Porque no solo quieren tener una relación con la pareja, exigen una serie de actos muy diversos entre los que destaca la violencia y la humillación. Estos vídeos pornográficos promueven la cosificación de la mujer, que es utilizada. Ni siquiera su placer es importante. El problema es que no hay paralelamente una educación sexual adecuada. La UNESCO habla de una educación sexual de amplio espectro, a lo que se suma que ni en las escuelas ni en las casas se recibe esta educación.

¿Sigue siendo hoy un asunto tabú?

Sí, sigue siendo tabú. Se habla poco, alguna vez los niños pueden comentar algo con los hermanos mayores, pero sigue siendo tabú.

¿Qué deben hacer los padres si ven a su hijo viendo imágenes pornográficas?

Hablar con ellos. Prohibir que lo vean es imposible, sobre todo a esa edad. Si se prohibe tendrán mayor interés en verlo porque así funcionan los niños y jóvenes. Es esencial que se tome el toro por los cuernos y se hable, no solo de ponerse o no el preservativo, sino de darle educación de amplio espectro, como pide la UNESCO.
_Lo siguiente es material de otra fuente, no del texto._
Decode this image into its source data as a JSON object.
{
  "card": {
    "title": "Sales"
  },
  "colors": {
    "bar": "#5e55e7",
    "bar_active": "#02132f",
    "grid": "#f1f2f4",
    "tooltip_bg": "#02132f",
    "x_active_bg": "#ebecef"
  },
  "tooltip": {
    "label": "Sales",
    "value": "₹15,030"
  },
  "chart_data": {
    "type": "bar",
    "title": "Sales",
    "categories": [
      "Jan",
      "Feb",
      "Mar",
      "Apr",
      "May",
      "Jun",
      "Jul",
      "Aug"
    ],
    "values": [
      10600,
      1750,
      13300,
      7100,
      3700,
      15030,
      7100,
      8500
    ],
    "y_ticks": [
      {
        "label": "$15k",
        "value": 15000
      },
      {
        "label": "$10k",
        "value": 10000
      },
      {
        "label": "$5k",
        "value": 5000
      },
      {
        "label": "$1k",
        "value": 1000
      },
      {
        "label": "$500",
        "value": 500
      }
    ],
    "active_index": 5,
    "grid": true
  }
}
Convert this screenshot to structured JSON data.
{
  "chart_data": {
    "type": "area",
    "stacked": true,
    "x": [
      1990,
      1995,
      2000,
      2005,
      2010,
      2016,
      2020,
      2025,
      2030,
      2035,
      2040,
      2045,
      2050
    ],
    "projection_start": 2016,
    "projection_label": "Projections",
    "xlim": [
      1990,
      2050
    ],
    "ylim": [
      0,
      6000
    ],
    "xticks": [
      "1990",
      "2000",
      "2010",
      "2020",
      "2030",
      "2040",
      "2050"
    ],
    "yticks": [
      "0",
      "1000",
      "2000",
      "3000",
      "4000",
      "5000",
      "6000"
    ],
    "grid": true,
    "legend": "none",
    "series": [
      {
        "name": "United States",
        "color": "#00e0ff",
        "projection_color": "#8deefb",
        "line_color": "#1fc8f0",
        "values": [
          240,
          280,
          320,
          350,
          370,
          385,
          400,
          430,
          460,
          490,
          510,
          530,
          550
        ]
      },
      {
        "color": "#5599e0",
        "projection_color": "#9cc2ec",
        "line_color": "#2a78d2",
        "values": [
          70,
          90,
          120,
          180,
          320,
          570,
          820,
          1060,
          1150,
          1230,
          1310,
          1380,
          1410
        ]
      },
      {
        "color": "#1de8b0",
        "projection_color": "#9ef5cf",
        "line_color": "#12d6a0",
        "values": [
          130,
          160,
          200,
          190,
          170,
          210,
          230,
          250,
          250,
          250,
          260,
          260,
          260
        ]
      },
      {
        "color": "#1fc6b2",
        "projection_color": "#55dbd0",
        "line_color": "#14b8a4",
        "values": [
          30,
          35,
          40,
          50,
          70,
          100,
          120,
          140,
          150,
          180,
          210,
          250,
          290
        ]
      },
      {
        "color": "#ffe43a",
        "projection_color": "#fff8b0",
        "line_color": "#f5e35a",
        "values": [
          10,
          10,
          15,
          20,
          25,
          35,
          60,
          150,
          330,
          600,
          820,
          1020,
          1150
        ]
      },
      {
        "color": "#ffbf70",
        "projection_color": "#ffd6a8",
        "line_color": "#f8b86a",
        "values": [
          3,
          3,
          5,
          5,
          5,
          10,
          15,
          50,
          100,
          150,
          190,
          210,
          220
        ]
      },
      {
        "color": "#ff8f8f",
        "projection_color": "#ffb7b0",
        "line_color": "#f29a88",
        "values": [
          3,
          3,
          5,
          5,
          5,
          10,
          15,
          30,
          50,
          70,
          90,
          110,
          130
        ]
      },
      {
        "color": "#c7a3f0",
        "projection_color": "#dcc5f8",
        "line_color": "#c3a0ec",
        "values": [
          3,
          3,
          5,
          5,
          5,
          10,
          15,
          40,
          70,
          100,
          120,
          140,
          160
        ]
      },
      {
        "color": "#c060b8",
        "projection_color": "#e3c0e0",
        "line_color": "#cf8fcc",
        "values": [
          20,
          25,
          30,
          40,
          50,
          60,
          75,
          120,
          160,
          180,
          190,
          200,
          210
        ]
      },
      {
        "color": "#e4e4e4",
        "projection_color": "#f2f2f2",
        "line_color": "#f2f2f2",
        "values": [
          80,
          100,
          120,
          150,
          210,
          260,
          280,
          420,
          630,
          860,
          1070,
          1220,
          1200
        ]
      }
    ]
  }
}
¿Y cómo se agarra el toro por los cuernos?

Con educación sexual, primero en casa, y, después, en la escuela. Además, creo que la censura es necesaria porque la necrofilia, los estrangulamientos, las torturas, mutilaciones… Eso no debería verlo nadie, y menos los niños. En Francia, ya se han cerrado varias páginas en internet, pero desde el Estado. En España debería regularse igualmente por comunidades o por el Estado. Tiene que haber un consenso politico y social. Después nos extrañamos cuando suceden casos como el de la manada. Nos llevamos las manos a la cabeza, pero lo que ha pasado es que los jóvenes repiten acciones que ven en internet y entre ellos se animan en grupo. Imitan comportamientos y si desde los 9 años ven estos contenidos los normalizan, se acostumbran a ellos.

Cada vez más jóvenes se animan también a mostrar su cuerpo y seducir en redes sociales. ¿Por qué?

Cada vez hay más sociedad de espectáculo. Uno se convierte en producto de información y en las páginas pornográficas se emiten contenidos producidos por los propios consumidores e, incluso, ven que los vídeos propios tienen muchas visitas. Entonces, se animan a publicar más vídeos. Hay páginas web en las que se da un paso mas, cuelgan material y el público ofrece dinero para que se quiete más ropa. Es poco dinero, pero muchas personas dando poco dinero es bastante cantidad al final. Esto enlaza con la precariedad de los jóvenes, porque muchos pueden sacan 600 euros extra al mes. Como no se agarre el toro por los cuernos la situación se va a desbordar en muy poco tiempo.